Bersikap ugahari (modest) berarti menyadari bahwa apa yang kita pikirkan dan katakan ada batas-batasnya. Kesadaran akan adanya batas ini tidak menghalangi kita untuk dengan tegas mengatakan apa yang kita pikirkan dan apa yang kita ketahui, namun tanpa beranggapan bahwa kita harus senantiasa benar. Dengan kata lain kita terbuka terhadap kritik orang lain, bersedia merevisi pandangan kita, dan bahkan merombaknya habis-habisan bila perlu, jika argument rasional dan/atau bukti-bukti empiris yang disodorkan para pengecam kita ternyata memang telah memfalsifikasi pandangan kita. Memiliki keugaharian ilmiah (scientific modesty) berarti tidak sok berpretensi seolah-olah kita adalah orang yang paling pintar dan merupakan sumber kebenaran. Ini selaras dengan “purata kencana” (the golden mean), asas yang disarankan dalam etika Kebajikan (virtue ethics). “Jalan Tengah” (the middleWay) dalam Budhisme juga menganjurkan hal yang sama.

Etika dalam Iptek
Telah dikatakan tadi bahwa dunia akademik ialah relungnya civitas academica yang mengemban tugas menyebarluaskan, mengembangkan dan mengabdikan iptek. Maka etika di dunia akademik juga etika dalam iptek. Kalau di bagian ini Etika dalam Iptek dibicarakan tersendiri, itu karena pembicaraan dalam Etika di dunia akademik baru dipumpunkan pada dharma yang pertama dari tridharma, yakni pendidikan dan pengajaran untuk mentransmisikan iptek. Jadi di bagian ini pumpun pembicaraan kita pada etika dalam penelitian dan pengabdian kepada masyarakat.
Secara umum, etika menuntut kejujuran dan dalam iptek ini berarti kejujuran ilmiah (scientific honesty). Mengubah, menambah, dan mengurangi data demi kepentingan tertentu termasuk dalam ketidakjujuran ilmiah. Mengubah dan menambah data dengan rekaan sendiri dapat dimaksudkan agar kurvanya memperlihatkan kecenderungan yang diinginkan. Mungkin penelitinya sendiri yang menginginkan agar hasil penelitiannya sesuai dengan teori yang sudah mapan.
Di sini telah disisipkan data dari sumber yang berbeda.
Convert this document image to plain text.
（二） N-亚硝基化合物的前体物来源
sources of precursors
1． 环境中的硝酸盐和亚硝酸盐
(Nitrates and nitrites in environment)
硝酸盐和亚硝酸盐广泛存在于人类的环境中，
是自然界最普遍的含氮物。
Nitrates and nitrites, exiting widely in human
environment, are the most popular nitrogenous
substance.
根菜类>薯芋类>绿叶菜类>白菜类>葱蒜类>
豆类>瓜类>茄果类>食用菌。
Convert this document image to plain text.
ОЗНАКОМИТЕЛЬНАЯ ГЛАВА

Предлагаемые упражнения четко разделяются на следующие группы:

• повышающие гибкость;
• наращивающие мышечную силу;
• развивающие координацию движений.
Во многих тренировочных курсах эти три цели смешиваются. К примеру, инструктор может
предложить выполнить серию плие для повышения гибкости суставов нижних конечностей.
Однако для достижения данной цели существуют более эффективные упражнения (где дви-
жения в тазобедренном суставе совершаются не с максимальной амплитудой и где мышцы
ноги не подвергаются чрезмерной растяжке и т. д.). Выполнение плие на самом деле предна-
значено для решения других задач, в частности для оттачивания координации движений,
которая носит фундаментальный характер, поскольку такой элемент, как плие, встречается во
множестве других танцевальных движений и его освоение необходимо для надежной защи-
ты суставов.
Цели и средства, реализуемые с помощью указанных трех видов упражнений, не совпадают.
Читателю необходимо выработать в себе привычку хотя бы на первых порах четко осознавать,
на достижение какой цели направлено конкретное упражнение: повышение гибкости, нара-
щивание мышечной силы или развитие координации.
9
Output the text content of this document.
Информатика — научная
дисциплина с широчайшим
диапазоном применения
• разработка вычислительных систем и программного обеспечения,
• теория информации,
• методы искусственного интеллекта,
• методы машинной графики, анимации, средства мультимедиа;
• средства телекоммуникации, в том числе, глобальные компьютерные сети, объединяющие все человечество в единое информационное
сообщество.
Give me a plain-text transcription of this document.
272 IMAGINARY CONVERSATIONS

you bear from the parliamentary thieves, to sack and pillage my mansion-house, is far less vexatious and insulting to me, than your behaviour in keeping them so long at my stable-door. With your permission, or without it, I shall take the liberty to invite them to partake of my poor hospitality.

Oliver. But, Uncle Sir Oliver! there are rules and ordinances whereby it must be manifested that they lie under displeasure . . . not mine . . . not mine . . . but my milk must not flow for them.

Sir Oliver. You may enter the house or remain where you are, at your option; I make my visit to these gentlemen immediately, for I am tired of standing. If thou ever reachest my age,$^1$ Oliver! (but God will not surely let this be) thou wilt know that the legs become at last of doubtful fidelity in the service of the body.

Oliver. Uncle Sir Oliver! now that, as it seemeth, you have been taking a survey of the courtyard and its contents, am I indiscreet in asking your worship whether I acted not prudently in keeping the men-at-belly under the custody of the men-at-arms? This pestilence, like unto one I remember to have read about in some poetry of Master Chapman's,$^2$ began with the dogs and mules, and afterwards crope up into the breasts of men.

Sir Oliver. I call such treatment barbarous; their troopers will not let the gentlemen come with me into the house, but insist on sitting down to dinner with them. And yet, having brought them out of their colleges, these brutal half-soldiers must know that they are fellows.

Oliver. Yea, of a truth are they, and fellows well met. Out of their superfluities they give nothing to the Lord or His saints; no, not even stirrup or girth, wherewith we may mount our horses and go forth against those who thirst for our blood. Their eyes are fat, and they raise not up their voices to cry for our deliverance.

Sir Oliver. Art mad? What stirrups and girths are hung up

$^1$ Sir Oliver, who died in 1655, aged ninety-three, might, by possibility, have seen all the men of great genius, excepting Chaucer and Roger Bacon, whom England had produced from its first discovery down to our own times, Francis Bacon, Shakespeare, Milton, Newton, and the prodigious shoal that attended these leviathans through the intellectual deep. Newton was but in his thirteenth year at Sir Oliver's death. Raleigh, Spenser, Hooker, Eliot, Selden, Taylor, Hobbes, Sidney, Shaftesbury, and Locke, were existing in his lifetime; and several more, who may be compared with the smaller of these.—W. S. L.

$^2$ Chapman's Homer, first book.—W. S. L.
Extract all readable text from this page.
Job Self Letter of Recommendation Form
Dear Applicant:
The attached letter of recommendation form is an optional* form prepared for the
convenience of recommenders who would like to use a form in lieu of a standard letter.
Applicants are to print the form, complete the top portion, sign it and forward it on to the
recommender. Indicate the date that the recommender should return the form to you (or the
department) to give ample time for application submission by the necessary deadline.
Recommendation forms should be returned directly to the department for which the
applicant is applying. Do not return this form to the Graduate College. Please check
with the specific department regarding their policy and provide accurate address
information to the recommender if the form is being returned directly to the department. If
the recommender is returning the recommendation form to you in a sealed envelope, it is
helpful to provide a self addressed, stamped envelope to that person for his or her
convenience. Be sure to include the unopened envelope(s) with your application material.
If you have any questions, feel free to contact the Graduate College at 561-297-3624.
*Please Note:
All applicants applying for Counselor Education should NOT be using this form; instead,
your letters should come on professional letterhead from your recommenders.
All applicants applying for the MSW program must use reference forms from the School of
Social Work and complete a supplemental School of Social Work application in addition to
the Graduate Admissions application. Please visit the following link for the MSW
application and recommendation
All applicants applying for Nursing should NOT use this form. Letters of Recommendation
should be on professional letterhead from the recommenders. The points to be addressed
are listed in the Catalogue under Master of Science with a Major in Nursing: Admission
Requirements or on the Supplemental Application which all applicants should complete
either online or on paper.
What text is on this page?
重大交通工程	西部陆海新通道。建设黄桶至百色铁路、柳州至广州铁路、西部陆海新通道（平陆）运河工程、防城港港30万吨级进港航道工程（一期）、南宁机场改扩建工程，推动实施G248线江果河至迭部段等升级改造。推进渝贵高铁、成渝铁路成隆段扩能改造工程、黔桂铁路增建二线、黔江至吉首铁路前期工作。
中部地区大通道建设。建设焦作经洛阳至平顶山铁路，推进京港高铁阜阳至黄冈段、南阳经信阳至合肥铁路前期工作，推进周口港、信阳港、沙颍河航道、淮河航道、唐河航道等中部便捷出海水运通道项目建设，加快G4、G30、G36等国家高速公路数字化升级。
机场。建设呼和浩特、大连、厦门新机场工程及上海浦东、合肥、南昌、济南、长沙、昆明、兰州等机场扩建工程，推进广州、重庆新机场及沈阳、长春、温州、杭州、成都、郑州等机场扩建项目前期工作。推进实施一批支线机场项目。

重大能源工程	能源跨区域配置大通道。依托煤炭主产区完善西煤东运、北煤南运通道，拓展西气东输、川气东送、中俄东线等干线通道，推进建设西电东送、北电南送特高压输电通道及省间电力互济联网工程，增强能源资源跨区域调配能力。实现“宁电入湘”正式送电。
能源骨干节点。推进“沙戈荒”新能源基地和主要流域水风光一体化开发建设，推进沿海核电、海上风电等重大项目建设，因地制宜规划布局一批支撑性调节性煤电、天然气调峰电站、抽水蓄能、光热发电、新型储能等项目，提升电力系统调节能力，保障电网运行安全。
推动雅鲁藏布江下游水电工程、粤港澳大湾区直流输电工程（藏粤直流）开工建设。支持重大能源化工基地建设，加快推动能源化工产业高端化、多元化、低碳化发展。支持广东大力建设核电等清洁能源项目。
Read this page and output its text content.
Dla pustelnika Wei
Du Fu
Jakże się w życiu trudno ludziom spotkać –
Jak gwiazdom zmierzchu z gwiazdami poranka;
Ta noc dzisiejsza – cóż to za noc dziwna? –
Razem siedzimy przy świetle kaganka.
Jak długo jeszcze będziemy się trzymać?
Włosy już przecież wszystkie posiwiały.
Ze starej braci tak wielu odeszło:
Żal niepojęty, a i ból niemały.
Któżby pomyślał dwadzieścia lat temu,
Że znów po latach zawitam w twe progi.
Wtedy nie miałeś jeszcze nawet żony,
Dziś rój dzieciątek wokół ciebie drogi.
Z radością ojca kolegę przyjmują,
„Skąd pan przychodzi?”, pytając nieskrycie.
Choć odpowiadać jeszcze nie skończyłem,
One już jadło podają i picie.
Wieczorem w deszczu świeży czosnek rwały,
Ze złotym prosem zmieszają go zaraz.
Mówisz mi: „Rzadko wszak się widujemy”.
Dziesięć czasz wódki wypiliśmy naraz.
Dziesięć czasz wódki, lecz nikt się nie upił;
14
Mungkin penaja (sponsor) peneliti itu yang ingin menonjolkan citra produk industrinya. Mereka-reka data semacam itu merupakan the sin of commission. Sebaliknya membuang sebagian data yang “memperburuk” hasil penelitian adalah the sin commission. Penghapusan data yagn “jelek” itu mungkin dimaksudkan oleh penelitinya agar analisis datanya memperlihatkan keterandalan (realibility) yang lebih baik. Lebih jahat lagi kalau dosa komisi itu dilakukan untuk menyembunyikan efek samping yang negatif dari produk yang diteliti. Ketidakjujuran ilmiah semacam ini pernah dilakukan peneliti yang ditaja pabrik penyedap rasa (monosodium glutamate) di Thailand.
Kalau data yang dibuang itu dinilai sebagai penyimpangan dari kelompok yang sedang diteliti, dan karenanya harus ikut diolah, kejujuran ilmiah menuntut penjelasan tentang penghapusannya. Perlu juga disebutkan patokan yang dipakai untuk menentukan ambang nilai data yang harus ikut dianalisis, misalnya patokan Chauvenet.
Sekarang umat manusia menghadapi masalah-masalah yang sangat serius, yang menyangkut teknologi dan dampaknya pada lingkungan. Kenyataan ini memunculkan pertanyaan-pertanyaan yang mendasar tentang etika:
a. Norma-norma etika (dan agama) yang seperti apakah yang harus kita patuhi dalam penelitian di bidang bioteknologi, fisika nuklir dan zarah keunsuran, serta astronomi dan astrofisika?
b. Dalam penelitian kedokteran dan genetika, apakah arti kehidupan?
c. Dalam penelitian dampak teknologi terhadap lingkungan, bagaimana seharusnya hubungan manusia dengan alam, baik yang nirnyawa(the inanimate world) maupun yang bernyawa.
d. Apakah masyarakat yang baik itu, dan dapatkah dikembangkan pengertian yang universal tentang kebaikan bersama yang melampaui individualisme, nasionalisme, dan bahkan antroposentrisme?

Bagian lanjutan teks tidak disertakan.